2026-05-08-capacity-bump-and-mtls-strict

2026-05-08 — Pool size 50→200 + mTLS strict cutover env-var override

Summary

Closes the two deferred items from R20:

  1. Bump DATABASE_POOL_SIZE 50→200 (capacity ceiling fix from R20 load-test artifact).
  2. mTLS strict cutover — env-var override knob lets the operator flip strict mode via the ECS task definition env block instead of writing to the config DB.

Both shipped together: ECS task definition revision 743 has both DATABASE_POOL_SIZE=200 and BRAINSTORMROUTER_MTLS_STRICT_MESH_WRITES=1.

Pool size bump

Direct path (no code change required, env is in the task def):

  1. aws ecs describe-task-definition → revision 741 (DATABASE_POOL_SIZE=50)
  2. Edit env: DATABASE_POOL_SIZE=200; register revision 742
  3. aws ecs update-service --task-definition revision=742 → rolling deploy completed; production now serves on 742 with 2/2 running

Production capacity should now serve 4-5× the previous ceiling (per R17 + R20 load-test ceiling analysis: pool exhaustion was the binding constraint at ~3-4 RPS; 4× pool ≈ 12-16 RPS sustained ceiling, before any application-level changes).

The next R20+1 load test will validate the actual ceiling; targeted to run after this PR's deploy lands.

mTLS strict cutover

The R20 risk register flagged "mTLS still advisory-only on mesh writes" (3/10).

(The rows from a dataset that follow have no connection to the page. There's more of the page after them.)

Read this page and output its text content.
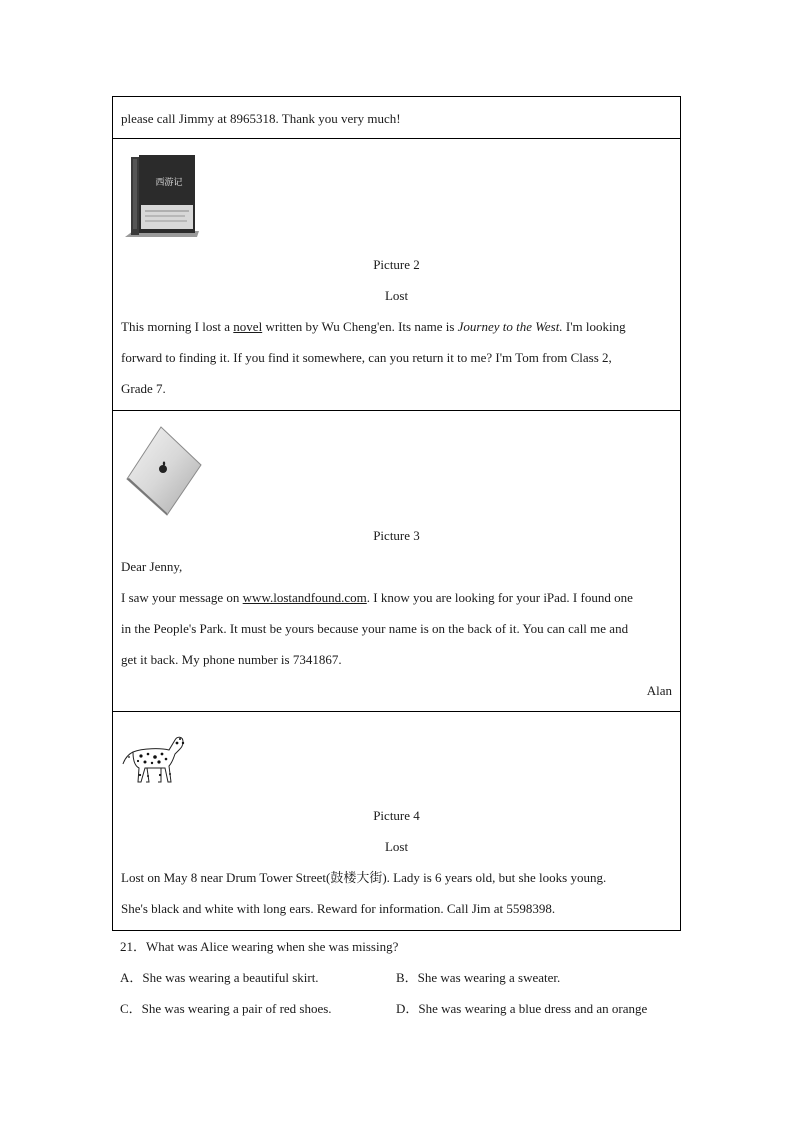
please call Jimmy at 8965318. Thank you very much!
西游记
Picture 2
Lost
This morning I lost a novel written by Wu Cheng'en. Its name is Journey to the West. I'm looking
forward to finding it. If you find it somewhere, can you return it to me? I'm Tom from Class 2,
Grade 7.
Picture 3
Dear Jenny,
I saw your message on www.lostandfound.com. I know you are looking for your iPad. I found one
in the People's Park. It must be yours because your name is on the back of it. You can call me and
get it back. My phone number is 7341867.
Alan
Picture 4
Lost
Lost on May 8 near Drum Tower Street(鼓楼大街). Lady is 6 years old, but she looks young.
She's black and white with long ears. Reward for information. Call Jim at 5598398.
21．What was Alice wearing when she was missing?
A．She was wearing a beautiful skirt.	B．She was wearing a sweater.
C．She was wearing a pair of red shoes.	D．She was wearing a blue dress and an orange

The runbook (docs/runbooks/mtls-strict-cutover.md, shipped in PR #218) gates strict-mode cutover on zero event="mtls-advisory" log lines over the past 24h.

PR #228's gate check confirmed gate satisfied (zero advisory bypasses, zero mesh-write traffic on the gated routes in past 24h).

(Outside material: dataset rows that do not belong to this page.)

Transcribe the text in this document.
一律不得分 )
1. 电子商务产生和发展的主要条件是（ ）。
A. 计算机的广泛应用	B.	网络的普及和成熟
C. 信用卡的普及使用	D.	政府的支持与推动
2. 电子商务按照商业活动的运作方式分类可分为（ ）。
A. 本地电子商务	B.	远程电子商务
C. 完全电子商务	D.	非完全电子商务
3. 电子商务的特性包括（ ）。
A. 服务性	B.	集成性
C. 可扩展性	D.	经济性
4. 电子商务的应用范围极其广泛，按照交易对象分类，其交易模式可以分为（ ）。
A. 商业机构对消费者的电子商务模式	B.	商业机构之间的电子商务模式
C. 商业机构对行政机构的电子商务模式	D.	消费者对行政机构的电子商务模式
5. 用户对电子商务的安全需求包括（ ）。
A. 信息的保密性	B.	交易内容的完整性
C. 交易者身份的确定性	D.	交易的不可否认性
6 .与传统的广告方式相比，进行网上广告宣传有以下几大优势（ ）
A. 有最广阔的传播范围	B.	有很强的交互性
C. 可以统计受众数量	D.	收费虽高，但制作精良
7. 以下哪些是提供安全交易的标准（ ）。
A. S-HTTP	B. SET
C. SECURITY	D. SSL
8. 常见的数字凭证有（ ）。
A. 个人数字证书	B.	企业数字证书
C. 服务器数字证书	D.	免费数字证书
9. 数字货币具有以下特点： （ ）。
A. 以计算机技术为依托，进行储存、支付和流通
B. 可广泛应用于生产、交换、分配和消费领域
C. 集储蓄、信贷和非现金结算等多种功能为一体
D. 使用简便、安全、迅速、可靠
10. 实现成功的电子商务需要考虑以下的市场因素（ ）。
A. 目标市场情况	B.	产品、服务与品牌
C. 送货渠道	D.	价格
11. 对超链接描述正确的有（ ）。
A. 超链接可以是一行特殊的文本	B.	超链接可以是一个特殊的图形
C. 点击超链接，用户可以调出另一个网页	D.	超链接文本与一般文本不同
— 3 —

This PR adds the env-var override knob that the runbook recommends:

// src/gateway/boot/boot-api.ts
export function resolveMeshWritesEnforcement(opts: {
  configValue: "advisory" | "strict" | undefined;
  env: NodeJS.ProcessEnv;
}): "advisory" | "strict" | undefined {
  if (opts.env.BRAINSTORMROUTER_MTLS_STRICT_MESH_WRITES === "1") {
    return "strict";
  }
  return opts.configValue;
}

Precedence: env=1 → config value → undefined (caller defaults to "advisory"). The env-var path is operator-friendly: flipping strict mode is now a task-def env edit, not a config-DB write. No restart-class config change required (the task def update IS the restart, since it triggers a rolling deploy).

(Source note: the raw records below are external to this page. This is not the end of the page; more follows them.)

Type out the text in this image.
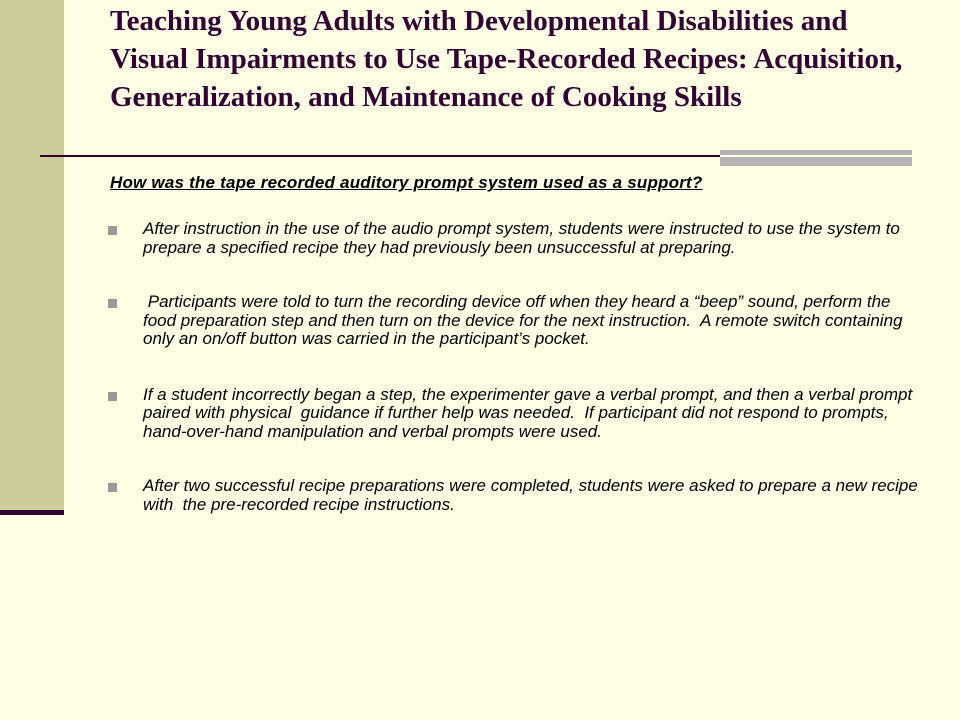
Teaching Young Adults with Developmental Disabilities and Visual Impairments to Use Tape-Recorded Recipes: Acquisition, Generalization, and Maintenance of Cooking Skills

How was the tape recorded auditory prompt system used as a support?

After instruction in the use of the audio prompt system, students were instructed to use the system to prepare a specified recipe they had previously been unsuccessful at preparing.
Participants were told to turn the recording device off when they heard a “beep” sound, perform the food preparation step and then turn on the device for the next instruction.  A remote switch containing only an on/off button was carried in the participant’s pocket.
If a student incorrectly began a step, the experimenter gave a verbal prompt, and then a verbal prompt paired with physical  guidance if further help was needed.  If participant did not respond to prompts, hand-over-hand manipulation and verbal prompts were used.
After two successful recipe preparations were completed, students were asked to prepare a new recipe  with  the pre-recorded recipe instructions.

Once this PR merges and ecs-deploy.yml runs:

  • Workflow's aws ecs describe-task-definition returns latest revision (743 or higher)
  • Workflow registers a new revision with the new image + existing env vars (incl. BRAINSTORMROUTER_MTLS_STRICT_MESH_WRITES=1)
  • Service updates to new revision → rolling deploy → new tasks read the env var → meshWritesEnforcement: "strict" active

Changes

  • src/gateway/boot/boot-api.ts — extracted resolveMeshWritesEnforcement() helper with env-var precedence
  • src/gateway/boot/boot-api.test.ts — new file, 7 paired regression tests covering the precedence matrix
  • ECS task def 743 — registered out-of-band (not in this PR; via aws CLI)

Verification

pnpm test:fast   # 821 files / 7497 tests / 0 failed (was 7490; +7 from new tests)
pnpm check       # types/lint/format clean

Post-deploy verification (after this PR merges):

# 1. Confirm new tasks have the env var
aws ecs describe-tasks --cluster brainstorm-router-production \
  --tasks $(aws ecs list-tasks --cluster brainstorm-router-production \
    --service-name brainstorm-router-production-fargate --region us-east-1 \
    --query 'taskArns[0]' --output text) \
  --region us-east-1 --query 'tasks[0].overrides.containerOverrides[0].environment'

# 2. Probe a mesh-write route without mTLS — expect 403
curl -sS -X POST -w "\nstatus=%{http_code}\n" \
  -H "Authorization: Bearer $BR_AGENT_KEY" \
  -H "Content-Type: application/json" \
  -d '{"to_agent": "test", "task": "ping"}' \
  https://api.brainstormrouter.com/v1/agent/delegate

# 3. CW Logs: confirm zero "mtls-advisory" events post-deploy
aws logs filter-log-events --log-group-name /ecs/brainstorm-router-production \
  --start-time $(($(date +%s) - 1800))000 \
  --filter-pattern '"mtls-advisory"' --region us-east-1 --max-items 5

Rollback

If strict mode breaks a legitimate caller, revert via task definition env:

# Set env to anything other than "1" (or remove the var entirely) and redeploy
aws ecs register-task-definition --cli-input-json <td-without-env-var>
aws ecs update-service --task-definition <new-arn> --force-new-deployment

The env-var-override path means rollback is just a task-def edit + redeploy — no config-DB rollback or schema change.

Lockstep checklist

  • [x] Sourceboot-api.ts env-var override resolver
  • [x] Testboot-api.test.ts 7 paired regression tests
  • [x] Ship log — this file
  • [x] Task def 743 prepared — env vars set; service rolls to it on next ecs-deploy.yml run
  • [x] Pool size 50→200 — already deployed via task def 742 (out-of-band aws CLI)
  • [x] R20 risk register — mTLS advisory-only (3/10) closed; load-test ceiling fix (3/10) capacity portion shipped
  • [ ] Post-deploy load test — re-run R20 baseline to confirm ceiling moves above ~5 RPS

R20 final scoreboard (post-this-PR)

All 11 R20 risk register items now have a status:

  • 9 closed in code/config
  • 2 evaluated as already-mitigated
  • 0 deferred